Doing bad things for good reasons is often considered “lawful evil”, wherein a character is still following rules but they’re doing so in a ‘bad’ way. That circles us back to the beginning; there should still be a compelling reason for their actions. That’s what pushes their assigned morality back from ‘black’ into the ‘gray zone’. 

Crossing the lines

Consider what factors or events‌ would persuade a character to act in a worse or better way as a one-off circumstance, or a trigger that sways their actions. Perhaps they won’t kill parents, no matter what brought them into that position; maybe violence against women will often trigger a violent episode. 

Gray, on the moral scale, has the obligation to be interesting — so don’t think too hard about staying within neutral territory. Swing one way or the other occasionally with good narrative build-up and support to really bring out the character’s individuality. 

What if it’s always an accident?

Maybe your character is frequently caught in the wrong place at the wrong time, but they always manage to come out on top. What do you do then?

It’s first necessary to define a serial killer. Definitionally, a serial killer is a person that commits multiple murders. Murder being the key word — it must be on purpose for the act to fall on that definition. Otherwise it’s manslaughter (which is an incidental death where even if harm was meant, death was not). I can’t stress this enough: by definition, you can’t have a serial killer whose only kills were in self-defense or accidental. Your character must progress to proactive murder on more than one occasion for them to be considered a serial killer. 

Of course, that’s not to say you can’t have other characters (or even their inner monologue) refer to them as a serial killer. Social knowledge rarely sees eye-to-eye with legal or academic terms and definitions. I just caution you against using ‘serial killer’ in marketing material or descriptive collateral, if this is the case. It is a technically inaccurate descriptor, and someone waiting for that switch from accidental to purposeful is going to be sorely disappointed when it never happens. 

It could, however, be a great plot device to start there and explore the character’s evolution from unfortunate events to intentional murder. Maybe they were targeted for multiple violent crimes, and one day decided to be proactive and preemptively solve their problem (via murder, of course). 

Avoid the Angel of Death

While a vigilante may be a good character type for the morally gray serial killer, the Angel of Death is not. This type of killer is looking for personal gratification by taking someone’s life into their own hands. More often than not, the Angel of Death is looking to make themselves a hero by saving the day, and the deaths are secondary (and a sign of their failure). I’ll admit that the line between “personal gratification” and “justice” can be a thin one.

 The important distinction to keep in mind here are the moral definitions you’ve created: I can’t argue that an Angel of Death is serving any higher purpose than their own desire to cause situations where they might be a hero. It’s like hiring a hitman to take out a target, but intercepting the hitman just in time to save the target. The entire situation is at the mercy of the character; there’s no justice in the actions, no redeeming qualities. They don’t feel bad for sending the hitman — the outcome was planned from the start. And if they can’t beat the hitman? Oh well, better luck next time. 

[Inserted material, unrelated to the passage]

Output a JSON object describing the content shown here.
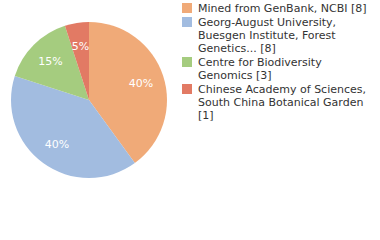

Convincing the reader that the protagonist has a good (“enough”) reason for their actions is key to achieving the moral middle ground. A reasonable, morally upstanding person probably won’t resort to the character’s actions, but they understand how the thought process could bring them where they are. The Angel of Death is fabricating the entire situation; a morally gray killer should be working towards a goal, or acting on a strong reason. 


The morally gray serial killer isn’t looking to win anyone over, or get a standing ovation for their good deeds. They’re killing for a reason — a reason that wouldn’t normally drive someone to kill, but the reader can see how they got from point A to point B in the thought process.